1. Monitor your infrastructure. First of all, you should know what's happening with your website. If you're experienced with Prometheus/Grafana, you could use them, but if you’re not, it's not a problem; you can use any monitoring service, such as datadog, and set it up really quickly. If it's still hard, use pingdom or site24x7, at least to check that your website is still available. Remember, you can control what you want to measure, and the most important thing is that if you don't know what's happening inside your system and exactly where it's happening, you can't fix it.
Remember, there are multiple possibilities of what could go wrong when you get hit by traffic:
- You're bound by CPU resources
- You're bound by RAM limits
- You're bound by your HDD/storage performance
- You're bound by the bandwidth on your cloud instance/cluster/server
2. Prepare to scale at 60-80% of maximum load. Whenever you see that you've reached 80% of your resource limits, you should start scaling. When you reach 100%, you'll be down, and it will take time to recover (not to mention it will be very stressful). You should act fast, because you’ll be losing your users, and you might make more mistakes when you're in a hurry. When you reach 80% of your load, scale until you get it down to 40%, then repeat as necessary.

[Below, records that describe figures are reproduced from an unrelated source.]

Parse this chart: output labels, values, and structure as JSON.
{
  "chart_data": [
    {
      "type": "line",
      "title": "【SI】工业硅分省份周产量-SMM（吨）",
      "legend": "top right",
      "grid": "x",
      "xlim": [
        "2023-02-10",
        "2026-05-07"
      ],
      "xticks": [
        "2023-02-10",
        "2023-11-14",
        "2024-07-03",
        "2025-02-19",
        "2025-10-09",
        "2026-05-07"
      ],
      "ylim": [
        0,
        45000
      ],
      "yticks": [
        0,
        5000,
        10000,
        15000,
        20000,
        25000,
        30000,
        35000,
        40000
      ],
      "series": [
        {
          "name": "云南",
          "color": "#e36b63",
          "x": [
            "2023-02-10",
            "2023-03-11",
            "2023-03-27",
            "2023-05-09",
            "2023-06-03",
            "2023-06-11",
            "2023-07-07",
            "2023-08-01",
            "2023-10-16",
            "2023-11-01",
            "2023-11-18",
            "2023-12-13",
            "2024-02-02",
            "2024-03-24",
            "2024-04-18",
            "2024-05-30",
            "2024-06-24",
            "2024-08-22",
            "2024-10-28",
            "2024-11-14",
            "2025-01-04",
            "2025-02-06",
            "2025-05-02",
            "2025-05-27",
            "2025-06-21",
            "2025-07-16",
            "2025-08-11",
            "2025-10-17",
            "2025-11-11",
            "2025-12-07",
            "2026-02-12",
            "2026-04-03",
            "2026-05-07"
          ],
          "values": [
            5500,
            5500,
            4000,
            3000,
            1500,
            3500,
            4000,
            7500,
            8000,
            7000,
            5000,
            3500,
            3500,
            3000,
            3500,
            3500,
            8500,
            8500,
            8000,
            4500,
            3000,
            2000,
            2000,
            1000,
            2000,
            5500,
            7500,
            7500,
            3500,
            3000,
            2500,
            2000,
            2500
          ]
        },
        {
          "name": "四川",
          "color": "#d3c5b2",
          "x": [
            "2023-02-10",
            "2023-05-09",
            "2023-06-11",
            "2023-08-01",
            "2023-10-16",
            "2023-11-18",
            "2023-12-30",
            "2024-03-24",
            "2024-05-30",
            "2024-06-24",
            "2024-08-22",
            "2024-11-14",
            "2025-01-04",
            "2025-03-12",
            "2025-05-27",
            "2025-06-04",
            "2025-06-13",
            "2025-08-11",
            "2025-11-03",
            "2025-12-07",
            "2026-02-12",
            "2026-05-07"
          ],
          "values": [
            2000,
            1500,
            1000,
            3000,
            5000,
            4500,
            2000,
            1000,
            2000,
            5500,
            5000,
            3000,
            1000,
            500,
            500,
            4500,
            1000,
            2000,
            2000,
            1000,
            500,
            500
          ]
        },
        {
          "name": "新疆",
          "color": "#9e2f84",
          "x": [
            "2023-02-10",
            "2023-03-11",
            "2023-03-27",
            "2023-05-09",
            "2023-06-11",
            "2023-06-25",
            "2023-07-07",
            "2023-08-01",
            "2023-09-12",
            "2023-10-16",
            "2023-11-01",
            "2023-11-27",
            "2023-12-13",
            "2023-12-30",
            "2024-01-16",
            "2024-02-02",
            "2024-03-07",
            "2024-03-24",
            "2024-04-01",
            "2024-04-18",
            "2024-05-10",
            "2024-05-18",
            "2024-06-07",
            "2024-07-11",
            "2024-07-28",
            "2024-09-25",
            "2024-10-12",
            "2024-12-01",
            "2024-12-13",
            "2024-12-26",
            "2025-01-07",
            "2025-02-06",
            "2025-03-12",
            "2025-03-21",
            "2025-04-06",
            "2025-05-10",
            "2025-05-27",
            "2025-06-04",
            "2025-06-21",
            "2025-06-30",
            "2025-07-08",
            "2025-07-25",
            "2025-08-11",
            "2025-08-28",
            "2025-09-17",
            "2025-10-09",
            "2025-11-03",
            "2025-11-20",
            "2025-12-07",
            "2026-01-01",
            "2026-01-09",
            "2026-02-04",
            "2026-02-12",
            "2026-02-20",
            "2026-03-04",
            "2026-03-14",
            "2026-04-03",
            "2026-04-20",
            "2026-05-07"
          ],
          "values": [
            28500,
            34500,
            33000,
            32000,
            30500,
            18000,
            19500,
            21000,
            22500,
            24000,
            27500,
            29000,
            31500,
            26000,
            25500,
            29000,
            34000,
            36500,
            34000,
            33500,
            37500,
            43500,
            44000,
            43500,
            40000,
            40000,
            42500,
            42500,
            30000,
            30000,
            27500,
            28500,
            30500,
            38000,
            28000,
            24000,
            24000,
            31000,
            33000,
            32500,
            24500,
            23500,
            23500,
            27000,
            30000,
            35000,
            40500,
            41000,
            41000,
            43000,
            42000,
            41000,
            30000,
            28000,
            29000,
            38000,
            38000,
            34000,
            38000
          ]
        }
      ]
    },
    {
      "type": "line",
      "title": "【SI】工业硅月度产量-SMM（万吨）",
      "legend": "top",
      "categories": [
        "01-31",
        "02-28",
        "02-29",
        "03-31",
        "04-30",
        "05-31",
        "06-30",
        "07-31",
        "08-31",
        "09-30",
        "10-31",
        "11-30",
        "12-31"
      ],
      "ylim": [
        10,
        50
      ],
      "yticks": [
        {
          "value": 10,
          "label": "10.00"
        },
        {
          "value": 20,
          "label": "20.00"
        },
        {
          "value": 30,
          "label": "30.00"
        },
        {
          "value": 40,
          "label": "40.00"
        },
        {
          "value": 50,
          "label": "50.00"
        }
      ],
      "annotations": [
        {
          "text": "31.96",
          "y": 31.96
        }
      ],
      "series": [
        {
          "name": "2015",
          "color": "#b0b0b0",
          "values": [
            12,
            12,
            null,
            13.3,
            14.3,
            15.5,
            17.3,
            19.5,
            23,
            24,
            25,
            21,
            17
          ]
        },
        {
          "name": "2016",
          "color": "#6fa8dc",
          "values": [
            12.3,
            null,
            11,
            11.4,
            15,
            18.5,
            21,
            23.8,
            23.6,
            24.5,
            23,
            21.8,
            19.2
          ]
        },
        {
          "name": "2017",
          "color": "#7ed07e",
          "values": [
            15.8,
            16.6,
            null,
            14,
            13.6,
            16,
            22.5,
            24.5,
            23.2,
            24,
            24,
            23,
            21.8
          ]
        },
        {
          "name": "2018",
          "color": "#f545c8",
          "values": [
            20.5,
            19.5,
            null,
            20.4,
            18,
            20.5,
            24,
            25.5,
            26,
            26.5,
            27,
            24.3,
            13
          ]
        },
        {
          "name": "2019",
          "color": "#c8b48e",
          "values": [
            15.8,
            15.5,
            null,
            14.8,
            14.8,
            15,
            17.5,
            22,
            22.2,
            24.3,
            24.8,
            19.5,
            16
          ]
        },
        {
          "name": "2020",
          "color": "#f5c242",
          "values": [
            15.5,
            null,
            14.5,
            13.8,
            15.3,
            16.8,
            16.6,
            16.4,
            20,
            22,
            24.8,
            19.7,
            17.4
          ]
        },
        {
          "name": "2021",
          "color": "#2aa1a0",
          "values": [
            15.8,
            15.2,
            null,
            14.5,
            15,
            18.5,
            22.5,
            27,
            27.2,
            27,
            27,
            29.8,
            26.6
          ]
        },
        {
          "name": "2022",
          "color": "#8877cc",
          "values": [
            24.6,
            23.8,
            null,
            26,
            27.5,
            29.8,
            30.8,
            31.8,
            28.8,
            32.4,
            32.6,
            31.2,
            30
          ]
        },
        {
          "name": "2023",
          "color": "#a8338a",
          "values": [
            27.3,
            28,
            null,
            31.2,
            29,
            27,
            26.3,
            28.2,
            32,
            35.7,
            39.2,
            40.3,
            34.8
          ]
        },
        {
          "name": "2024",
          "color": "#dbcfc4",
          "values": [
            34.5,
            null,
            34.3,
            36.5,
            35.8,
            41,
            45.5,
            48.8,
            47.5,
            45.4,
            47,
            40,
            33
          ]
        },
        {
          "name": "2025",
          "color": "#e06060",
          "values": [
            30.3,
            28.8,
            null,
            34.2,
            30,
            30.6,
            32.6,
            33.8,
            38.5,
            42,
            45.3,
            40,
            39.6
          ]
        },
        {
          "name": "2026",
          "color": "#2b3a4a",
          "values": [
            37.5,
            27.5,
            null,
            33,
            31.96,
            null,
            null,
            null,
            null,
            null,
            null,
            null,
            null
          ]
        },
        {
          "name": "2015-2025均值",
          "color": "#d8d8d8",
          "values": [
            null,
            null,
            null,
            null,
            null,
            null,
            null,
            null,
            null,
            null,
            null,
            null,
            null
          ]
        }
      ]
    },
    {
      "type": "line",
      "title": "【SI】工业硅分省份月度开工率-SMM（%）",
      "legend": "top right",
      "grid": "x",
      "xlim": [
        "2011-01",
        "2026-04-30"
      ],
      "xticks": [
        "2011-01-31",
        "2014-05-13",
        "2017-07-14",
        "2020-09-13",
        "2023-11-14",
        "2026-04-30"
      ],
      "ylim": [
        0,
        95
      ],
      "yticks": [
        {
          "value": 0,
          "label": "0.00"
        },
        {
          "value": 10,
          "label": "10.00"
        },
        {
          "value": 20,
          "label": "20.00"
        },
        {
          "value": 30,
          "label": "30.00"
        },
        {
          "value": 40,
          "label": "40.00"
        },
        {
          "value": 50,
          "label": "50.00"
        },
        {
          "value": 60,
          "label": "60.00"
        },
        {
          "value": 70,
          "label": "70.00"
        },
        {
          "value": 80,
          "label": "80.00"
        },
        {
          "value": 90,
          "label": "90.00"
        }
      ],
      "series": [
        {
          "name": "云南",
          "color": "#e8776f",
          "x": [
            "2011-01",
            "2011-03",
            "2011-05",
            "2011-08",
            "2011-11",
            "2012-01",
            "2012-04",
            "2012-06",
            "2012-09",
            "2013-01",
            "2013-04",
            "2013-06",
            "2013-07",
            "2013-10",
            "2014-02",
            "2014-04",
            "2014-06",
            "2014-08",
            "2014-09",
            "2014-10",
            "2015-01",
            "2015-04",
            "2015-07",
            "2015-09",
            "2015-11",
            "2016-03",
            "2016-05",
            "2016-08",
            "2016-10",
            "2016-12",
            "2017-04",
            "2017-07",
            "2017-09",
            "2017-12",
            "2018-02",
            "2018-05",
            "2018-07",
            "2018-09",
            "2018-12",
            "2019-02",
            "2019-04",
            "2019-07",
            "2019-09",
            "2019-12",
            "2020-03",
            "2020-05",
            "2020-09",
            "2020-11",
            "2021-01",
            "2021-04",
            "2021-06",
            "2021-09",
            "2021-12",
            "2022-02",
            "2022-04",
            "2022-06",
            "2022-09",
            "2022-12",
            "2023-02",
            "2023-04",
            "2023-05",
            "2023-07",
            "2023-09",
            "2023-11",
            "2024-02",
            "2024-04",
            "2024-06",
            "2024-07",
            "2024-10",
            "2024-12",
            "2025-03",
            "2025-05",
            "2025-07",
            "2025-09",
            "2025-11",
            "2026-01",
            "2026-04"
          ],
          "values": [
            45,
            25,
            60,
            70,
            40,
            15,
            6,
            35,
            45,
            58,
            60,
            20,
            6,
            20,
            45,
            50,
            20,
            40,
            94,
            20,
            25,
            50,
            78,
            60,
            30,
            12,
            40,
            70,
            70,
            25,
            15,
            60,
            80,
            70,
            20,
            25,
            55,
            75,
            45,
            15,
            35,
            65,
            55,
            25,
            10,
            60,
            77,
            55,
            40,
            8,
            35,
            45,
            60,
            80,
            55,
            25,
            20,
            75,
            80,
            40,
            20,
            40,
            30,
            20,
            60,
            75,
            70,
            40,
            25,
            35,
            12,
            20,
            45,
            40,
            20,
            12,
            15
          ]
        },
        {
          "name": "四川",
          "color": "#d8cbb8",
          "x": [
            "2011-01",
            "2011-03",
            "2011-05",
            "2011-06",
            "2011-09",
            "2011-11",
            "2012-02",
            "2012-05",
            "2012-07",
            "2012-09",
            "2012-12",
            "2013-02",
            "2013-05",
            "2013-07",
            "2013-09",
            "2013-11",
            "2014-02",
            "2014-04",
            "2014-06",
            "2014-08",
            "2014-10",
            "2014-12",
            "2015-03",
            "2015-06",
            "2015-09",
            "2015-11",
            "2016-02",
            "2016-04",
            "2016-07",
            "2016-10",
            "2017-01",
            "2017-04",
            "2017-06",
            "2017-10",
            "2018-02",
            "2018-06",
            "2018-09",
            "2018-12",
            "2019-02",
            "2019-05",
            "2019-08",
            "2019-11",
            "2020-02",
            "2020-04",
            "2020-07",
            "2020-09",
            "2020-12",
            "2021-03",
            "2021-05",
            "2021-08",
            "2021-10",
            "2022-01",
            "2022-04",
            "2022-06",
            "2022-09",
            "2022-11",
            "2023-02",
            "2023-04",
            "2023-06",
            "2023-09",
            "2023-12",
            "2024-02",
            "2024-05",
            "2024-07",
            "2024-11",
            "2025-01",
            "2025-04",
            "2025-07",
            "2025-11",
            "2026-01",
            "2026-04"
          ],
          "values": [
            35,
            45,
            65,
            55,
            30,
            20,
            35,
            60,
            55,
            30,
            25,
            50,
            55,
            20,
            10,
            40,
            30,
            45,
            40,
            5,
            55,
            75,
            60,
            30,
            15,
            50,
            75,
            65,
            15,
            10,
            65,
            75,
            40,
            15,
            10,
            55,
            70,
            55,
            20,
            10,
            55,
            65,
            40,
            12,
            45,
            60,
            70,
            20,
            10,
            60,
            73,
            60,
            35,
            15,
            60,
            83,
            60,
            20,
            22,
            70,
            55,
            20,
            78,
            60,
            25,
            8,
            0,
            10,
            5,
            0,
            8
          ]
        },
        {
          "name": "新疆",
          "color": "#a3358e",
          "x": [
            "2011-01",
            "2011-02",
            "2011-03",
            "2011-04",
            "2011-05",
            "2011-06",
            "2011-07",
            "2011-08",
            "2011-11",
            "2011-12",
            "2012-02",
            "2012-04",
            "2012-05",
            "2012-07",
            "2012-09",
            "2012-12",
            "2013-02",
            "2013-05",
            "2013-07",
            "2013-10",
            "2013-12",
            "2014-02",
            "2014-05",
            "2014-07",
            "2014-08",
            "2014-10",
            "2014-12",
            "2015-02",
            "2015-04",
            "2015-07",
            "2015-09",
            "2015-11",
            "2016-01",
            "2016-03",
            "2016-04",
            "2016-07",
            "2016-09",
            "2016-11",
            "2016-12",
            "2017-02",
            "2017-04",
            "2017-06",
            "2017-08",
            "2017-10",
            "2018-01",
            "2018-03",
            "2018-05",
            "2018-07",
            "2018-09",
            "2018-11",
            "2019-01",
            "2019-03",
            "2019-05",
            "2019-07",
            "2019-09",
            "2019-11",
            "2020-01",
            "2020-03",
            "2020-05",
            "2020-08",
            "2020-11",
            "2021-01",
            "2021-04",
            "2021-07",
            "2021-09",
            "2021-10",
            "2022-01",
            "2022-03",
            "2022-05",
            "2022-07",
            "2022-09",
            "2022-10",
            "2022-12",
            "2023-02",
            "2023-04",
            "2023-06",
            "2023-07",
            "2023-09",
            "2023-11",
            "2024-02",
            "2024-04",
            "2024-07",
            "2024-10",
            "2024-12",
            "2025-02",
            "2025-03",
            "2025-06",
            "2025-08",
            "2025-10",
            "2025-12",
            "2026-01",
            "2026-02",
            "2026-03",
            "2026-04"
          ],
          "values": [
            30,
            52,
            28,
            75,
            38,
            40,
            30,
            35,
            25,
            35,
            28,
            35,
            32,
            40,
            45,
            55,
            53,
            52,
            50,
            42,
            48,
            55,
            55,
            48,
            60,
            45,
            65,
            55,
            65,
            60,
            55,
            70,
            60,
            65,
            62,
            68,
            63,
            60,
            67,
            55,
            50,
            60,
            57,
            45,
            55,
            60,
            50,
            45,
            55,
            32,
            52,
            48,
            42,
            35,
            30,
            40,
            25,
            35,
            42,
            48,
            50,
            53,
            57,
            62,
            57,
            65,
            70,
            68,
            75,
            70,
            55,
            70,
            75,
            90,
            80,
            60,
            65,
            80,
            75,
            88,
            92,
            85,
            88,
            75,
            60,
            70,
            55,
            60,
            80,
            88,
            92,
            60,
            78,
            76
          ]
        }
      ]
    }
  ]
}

3. Keep an eye on HDD performance and bandwidth limits, not only CPU and RAM. It's harder to discover the problem when your performance is hit by IOPS (input/output operations per second) or net bandwidth limits.
4. Watch your database performance, especially when you're using a cloud database. RDS, Cloud SQL, MongoDB Atlas and other services are managed by the cloud by they have their own limits and you should watch them and scale when necessary.
5. When your DB hits a CPU check for indexes, that might really help.
Adding indexes dramatically reduces CPU load. Say you’re using 90% of your DB CPU. You might want to scale the server 2x CPU to handle 2x load, but if most of your queries are unindexed, adding indexes might reduce your CPU load by 10x, so it’s worth investigating.
6. Keep an eye on your cloud bills. It's easy to forget about your bills when you’re in a rush. Set up budget alerts in your billing system. Bandwidth is especially pricey. If you're unable to move your content to a CDN or to dedicated hosting services like 100tb.com or leaseweb, the prices are still high.
7. Avoid state in your app. Though it's possible to scale CPU and RAM resources in the cloud, there is still a limit that you can't overcome. At that point, you’ll want to scale horizontally by adding new instances of the same app—but your app should be ready for it. When you have multiple instances of the same app, your users' requests are distributed across multiple servers, so you can't store the data on a local disk.
8. Consider moving to the cloud if you're on a dedicated hosting. You can’t easily scale when you’re using dedicated hosting; it would take time to add more servers. It could take anywhere from a couple of hours to a couple of days to get new servers available, and usually you pay by the month, not by the hour. You don’t want to wait hours or days if you’re already down. It’s much easier to scale in the cloud.
9. Tune your infrastructure. There are some basic things that are disabled by default that you might want to configure in your OS, network layer, app management, and programming language manager; they might reduce your resource usage dramatically. Google for “your-tech-stack tuning” and follow the basic recommendations.
10. Be ready to start a minimal/cached version. Despite any of your efforts, if you get a 100x spike in traffic, you’ll be down. It takes time to scale up, so be ready to serve a static cached version. You might use Cloudfront/Cloudflare cache for this, or your CDN cache, nginx cache, or anything else. Just make sure that you’re able to do it when you need to.